Among their findings: Of the 53 medical officers who responded, 19 mentioned 27 drugs that were
approved in the past three years over the opposition of the reviewing medical officer. Eight reported 14
instances in which they had been instructed not to present their own opinions or data to an FDA Advisory
Committee because to do so would have reduced the likelihood that a drug would have been approved.
Thirty-four medical officers stated that the pressure on them to approve new drugs was “somewhat
greater” or “much greater” than before 1995. One medical officer reported, “In the last two years, I
recommended that two drugs not be approved. They were both approved without consulting me. This
never happened before.

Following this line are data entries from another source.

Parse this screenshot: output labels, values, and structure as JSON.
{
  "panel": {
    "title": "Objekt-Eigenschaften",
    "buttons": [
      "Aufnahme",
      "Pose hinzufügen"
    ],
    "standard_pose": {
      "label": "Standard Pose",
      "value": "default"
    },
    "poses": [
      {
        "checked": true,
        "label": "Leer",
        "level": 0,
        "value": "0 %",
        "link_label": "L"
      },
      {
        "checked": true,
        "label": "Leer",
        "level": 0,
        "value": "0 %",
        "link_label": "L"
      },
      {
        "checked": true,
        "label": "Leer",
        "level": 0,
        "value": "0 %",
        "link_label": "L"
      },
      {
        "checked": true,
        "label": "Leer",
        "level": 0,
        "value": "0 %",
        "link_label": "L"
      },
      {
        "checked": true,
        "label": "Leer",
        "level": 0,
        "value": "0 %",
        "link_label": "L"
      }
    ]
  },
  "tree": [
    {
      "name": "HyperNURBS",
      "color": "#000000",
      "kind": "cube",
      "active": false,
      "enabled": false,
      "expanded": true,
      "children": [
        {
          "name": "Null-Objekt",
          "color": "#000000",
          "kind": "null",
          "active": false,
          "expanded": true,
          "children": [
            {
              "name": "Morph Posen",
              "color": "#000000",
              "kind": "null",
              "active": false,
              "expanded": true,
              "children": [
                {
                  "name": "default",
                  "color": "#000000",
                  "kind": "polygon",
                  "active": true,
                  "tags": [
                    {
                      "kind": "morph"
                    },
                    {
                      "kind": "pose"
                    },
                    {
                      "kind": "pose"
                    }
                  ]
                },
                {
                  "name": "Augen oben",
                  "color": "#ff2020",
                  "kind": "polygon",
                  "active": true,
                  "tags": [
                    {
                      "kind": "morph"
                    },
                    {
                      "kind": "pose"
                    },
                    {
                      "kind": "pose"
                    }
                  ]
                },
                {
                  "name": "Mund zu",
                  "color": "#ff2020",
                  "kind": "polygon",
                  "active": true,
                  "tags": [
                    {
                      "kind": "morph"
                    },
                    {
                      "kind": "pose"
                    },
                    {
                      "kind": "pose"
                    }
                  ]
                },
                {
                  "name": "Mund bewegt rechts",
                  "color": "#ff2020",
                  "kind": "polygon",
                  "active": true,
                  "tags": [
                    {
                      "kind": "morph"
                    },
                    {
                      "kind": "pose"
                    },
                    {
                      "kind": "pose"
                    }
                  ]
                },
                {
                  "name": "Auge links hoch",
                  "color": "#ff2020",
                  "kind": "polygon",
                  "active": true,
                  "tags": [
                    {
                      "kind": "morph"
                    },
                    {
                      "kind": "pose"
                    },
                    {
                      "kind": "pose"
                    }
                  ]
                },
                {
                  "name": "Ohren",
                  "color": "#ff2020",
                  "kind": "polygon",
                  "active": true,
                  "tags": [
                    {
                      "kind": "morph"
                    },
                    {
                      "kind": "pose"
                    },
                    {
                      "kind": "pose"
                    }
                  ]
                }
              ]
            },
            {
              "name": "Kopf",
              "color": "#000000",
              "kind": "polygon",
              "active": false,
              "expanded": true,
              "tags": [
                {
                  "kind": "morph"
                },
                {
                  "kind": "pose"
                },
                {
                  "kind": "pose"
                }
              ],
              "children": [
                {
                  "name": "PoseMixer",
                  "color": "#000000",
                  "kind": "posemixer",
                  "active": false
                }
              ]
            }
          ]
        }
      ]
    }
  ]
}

In one case, the drug did not meet the standards set up by the division, so they
modified the standards.” Lurie and Wolfe concluded that “changes in FDA review and approval policies
... appear to have led to a significant decline in the safety and efficacy standards for new drugs.” They
also stated that new drugs have a greater likelihood of approval because of “inappropriate pressure from
Congress, the drug companies, and senior FDA employees.” (Washington Post 12/30/98, and Public
Citizen's Health Research Group, www.citizen.org.)